I'm a beginner myself, but have a post (that no one answered either about a solar fan lol). I believe I understand how these things work now, and will let you know how I see it. The specs of that fan didn't list the watts or voltage only that the fan runs on DC.

You want to look for a 12v or 24v DC ceiling fan (doesn't have to be solar, just 12v or 24v DC). I learned you can't connect direct to a solar panel (unless the item plugged in can handle multiple voltages) as solar panels put out all sorts of voltages depending on the current sunlight. In the morning without much sun your 12v panels may be putting out only 8v. As the sun rises, so does the voltage and at noon your 12v panels might be outputting 17v+ and as the sun goes down so does your panels voltage. Since the voltage varies we need something to stabilize it. We have 2 options.

If we're going to use a battery, then you get a solar controller (some are cheap, $15... 12v or 24v and battery either 12v or 24v). Solar controllers typically have 2 inputs for the solar panel, 2 for the battery, and 2 for the load. All that I've seen you can not skip the battery, the controller handles trying to keep the battery charged (without damaging it, overcharging, etc.) and the load pulls off said battery through the same controller. Most require lead battery types. The good here is, you may be able to use a smaller panel and draw off the battery but the battery matters too. A typical car battery is meant to stay charged to 95%+ else it gets damaged and be junk quickly. Deep cycle marine batteries are designed to be drained down more, but even discharging below 80% will shorten their life a little, some can go down to 20% with minimal damage repeatedly. So a deep cycle battery makes the most sense, and the panel big enough to keep it over 80% charged.
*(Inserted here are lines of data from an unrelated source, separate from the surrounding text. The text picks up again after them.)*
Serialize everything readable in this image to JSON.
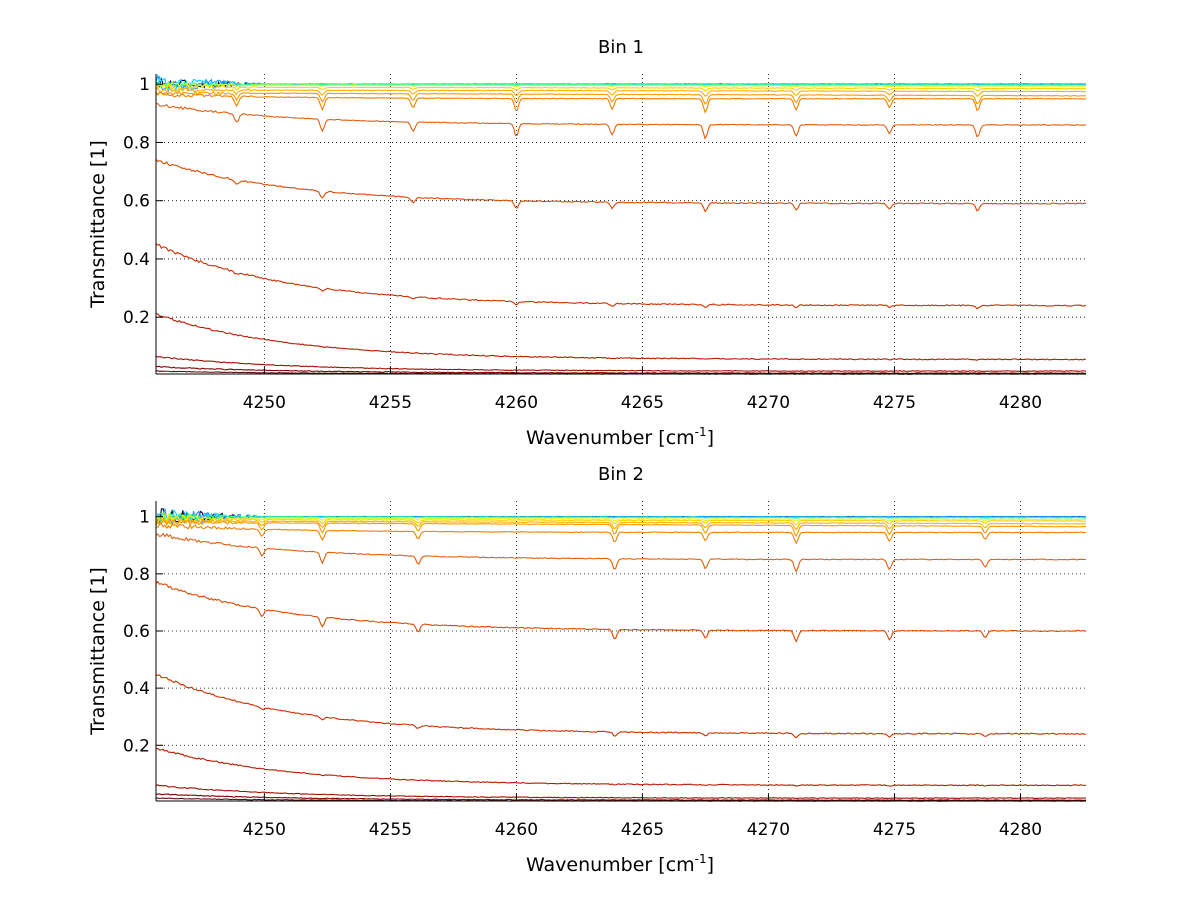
{
  "chart_data": [
    {
      "type": "line",
      "title": "Bin 1",
      "xlabel": "Wavenumber [cm",
      "xlabel_sup": "-1",
      "xlabel_end": "]",
      "ylabel": "Transmittance [1]",
      "xlim": [
        4245.7,
        4282.6
      ],
      "ylim": [
        0.005,
        1.035
      ],
      "xticks": [
        4250,
        4255,
        4260,
        4265,
        4270,
        4275,
        4280
      ],
      "yticks": [
        0.2,
        0.4,
        0.6,
        0.8,
        1
      ],
      "xtick_labels": [
        "4250",
        "4255",
        "4260",
        "4265",
        "4270",
        "4275",
        "4280"
      ],
      "ytick_labels": [
        "0.2",
        "0.4",
        "0.6",
        "0.8",
        "1"
      ],
      "grid": true,
      "grid_style": "dotted",
      "dip_positions": [
        4248.9,
        4252.3,
        4255.9,
        4260.0,
        4263.8,
        4267.5,
        4271.1,
        4274.8,
        4278.3
      ],
      "series": [
        {
          "color": "#00002a",
          "start": 1.0,
          "end": 1.0,
          "decay": 0,
          "dip": 0.0,
          "edge_noise": 0.02
        },
        {
          "color": "#1e90ff",
          "start": 1.0,
          "end": 1.0,
          "decay": 0,
          "dip": 0.0,
          "edge_noise": 0.03
        },
        {
          "color": "#00d0ff",
          "start": 1.0,
          "end": 0.998,
          "decay": 0,
          "dip": 0.0,
          "edge_noise": 0.025
        },
        {
          "color": "#39ff8a",
          "start": 1.0,
          "end": 0.997,
          "decay": 0,
          "dip": 0.002,
          "edge_noise": 0.01
        },
        {
          "color": "#e0ff20",
          "start": 0.997,
          "end": 0.993,
          "decay": 0,
          "dip": 0.004,
          "edge_noise": 0.01
        },
        {
          "color": "#ffd000",
          "start": 0.99,
          "end": 0.985,
          "decay": 0,
          "dip": 0.01,
          "edge_noise": 0.01
        },
        {
          "color": "#ffb000",
          "start": 0.98,
          "end": 0.975,
          "decay": 0,
          "dip": 0.02,
          "edge_noise": 0.008
        },
        {
          "color": "#ff9a00",
          "start": 0.97,
          "end": 0.96,
          "decay": 0,
          "dip": 0.035,
          "edge_noise": 0.008
        },
        {
          "color": "#f08000",
          "start": 0.965,
          "end": 0.95,
          "decay": 0.002,
          "dip": 0.05,
          "edge_noise": 0.006
        },
        {
          "color": "#e06010",
          "start": 0.93,
          "end": 0.86,
          "decay": 0.04,
          "dip": 0.05,
          "edge_noise": 0.005
        },
        {
          "color": "#dc4a00",
          "start": 0.74,
          "end": 0.59,
          "decay": 0.13,
          "dip": 0.03,
          "edge_noise": 0.004
        },
        {
          "color": "#cc3000",
          "start": 0.45,
          "end": 0.24,
          "decay": 0.21,
          "dip": 0.012,
          "edge_noise": 0.003
        },
        {
          "color": "#b81a00",
          "start": 0.21,
          "end": 0.055,
          "decay": 0.14,
          "dip": 0.002,
          "edge_noise": 0.002
        },
        {
          "color": "#a01000",
          "start": 0.065,
          "end": 0.015,
          "decay": 0.045,
          "dip": 0.0,
          "edge_noise": 0.001
        },
        {
          "color": "#800000",
          "start": 0.03,
          "end": 0.008,
          "decay": 0.02,
          "dip": 0.0,
          "edge_noise": 0.001
        },
        {
          "color": "#5a1010",
          "start": 0.015,
          "end": 0.005,
          "decay": 0.01,
          "dip": 0.0,
          "edge_noise": 0.0
        }
      ]
    },
    {
      "type": "line",
      "title": "Bin 2",
      "xlabel": "Wavenumber [cm",
      "xlabel_sup": "-1",
      "xlabel_end": "]",
      "ylabel": "Transmittance [1]",
      "xlim": [
        4245.7,
        4282.6
      ],
      "ylim": [
        0.005,
        1.055
      ],
      "xticks": [
        4250,
        4255,
        4260,
        4265,
        4270,
        4275,
        4280
      ],
      "yticks": [
        0.2,
        0.4,
        0.6,
        0.8,
        1
      ],
      "xtick_labels": [
        "4250",
        "4255",
        "4260",
        "4265",
        "4270",
        "4275",
        "4280"
      ],
      "ytick_labels": [
        "0.2",
        "0.4",
        "0.6",
        "0.8",
        "1"
      ],
      "grid": true,
      "grid_style": "dotted",
      "dip_positions": [
        4249.9,
        4252.3,
        4256.1,
        4263.9,
        4267.5,
        4271.1,
        4274.8,
        4278.6
      ],
      "series": [
        {
          "color": "#00002a",
          "start": 1.0,
          "end": 1.0,
          "decay": 0,
          "dip": 0.0,
          "edge_noise": 0.03
        },
        {
          "color": "#1e90ff",
          "start": 1.0,
          "end": 1.0,
          "decay": 0,
          "dip": 0.0,
          "edge_noise": 0.03
        },
        {
          "color": "#00d0ff",
          "start": 1.0,
          "end": 0.998,
          "decay": 0,
          "dip": 0.0,
          "edge_noise": 0.025
        },
        {
          "color": "#39ff8a",
          "start": 1.0,
          "end": 0.996,
          "decay": 0,
          "dip": 0.003,
          "edge_noise": 0.015
        },
        {
          "color": "#e0ff20",
          "start": 0.995,
          "end": 0.99,
          "decay": 0,
          "dip": 0.008,
          "edge_noise": 0.015
        },
        {
          "color": "#ffd000",
          "start": 0.99,
          "end": 0.985,
          "decay": 0,
          "dip": 0.015,
          "edge_noise": 0.015
        },
        {
          "color": "#ffb000",
          "start": 0.985,
          "end": 0.975,
          "decay": 0,
          "dip": 0.025,
          "edge_noise": 0.01
        },
        {
          "color": "#ff9a00",
          "start": 0.98,
          "end": 0.965,
          "decay": 0,
          "dip": 0.04,
          "edge_noise": 0.01
        },
        {
          "color": "#f08000",
          "start": 0.97,
          "end": 0.945,
          "decay": 0.005,
          "dip": 0.04,
          "edge_noise": 0.008
        },
        {
          "color": "#e06010",
          "start": 0.94,
          "end": 0.85,
          "decay": 0.05,
          "dip": 0.045,
          "edge_noise": 0.006
        },
        {
          "color": "#dc4a00",
          "start": 0.77,
          "end": 0.6,
          "decay": 0.12,
          "dip": 0.04,
          "edge_noise": 0.005
        },
        {
          "color": "#cc3000",
          "start": 0.45,
          "end": 0.24,
          "decay": 0.17,
          "dip": 0.015,
          "edge_noise": 0.003
        },
        {
          "color": "#b81a00",
          "start": 0.19,
          "end": 0.06,
          "decay": 0.1,
          "dip": 0.003,
          "edge_noise": 0.002
        },
        {
          "color": "#a01000",
          "start": 0.06,
          "end": 0.015,
          "decay": 0.04,
          "dip": 0.0,
          "edge_noise": 0.001
        },
        {
          "color": "#800000",
          "start": 0.03,
          "end": 0.008,
          "decay": 0.02,
          "dip": 0.0,
          "edge_noise": 0.001
        },
        {
          "color": "#5a1010",
          "start": 0.015,
          "end": 0.005,
          "decay": 0.01,
          "dip": 0.0,
          "edge_noise": 0.0
        }
      ]
    }
  ]
}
If we're not going to use a battery, then we need a voltage regulator instead of controller. This is useful for times we want something to run only when there's enough sunlight (attic fan for example). A voltage regulator takes the unstable voltages from the solar panel and outputs a stable voltage for the device (these are cheap as well, $8-$12). They also take some of the volt(s) out of the panel to work, that is if you want 12v out of the voltage regulator the regulator will only turn on the output when the solar panel has enough sunlight to produce 13v+ (because it uses 1v give or take). Also a warning USB ports on voltage regulators are typically tied to what you set the output volts to. So, if you set the output to 12v to run something out of the voltage regulator the USB ports (if it has them) will also be 12v DC and fry anything you plug into them.

Since panels typically state their best lab specs (not real world) you want to overshoot. If the fan uses 12v DC and 6A, that's 72 watts. Add inefficiencies of stated claims and some loss to the controller and I would think you'd need a 100 watt panel. But, depends on how many amps/watts and voltage of the motor.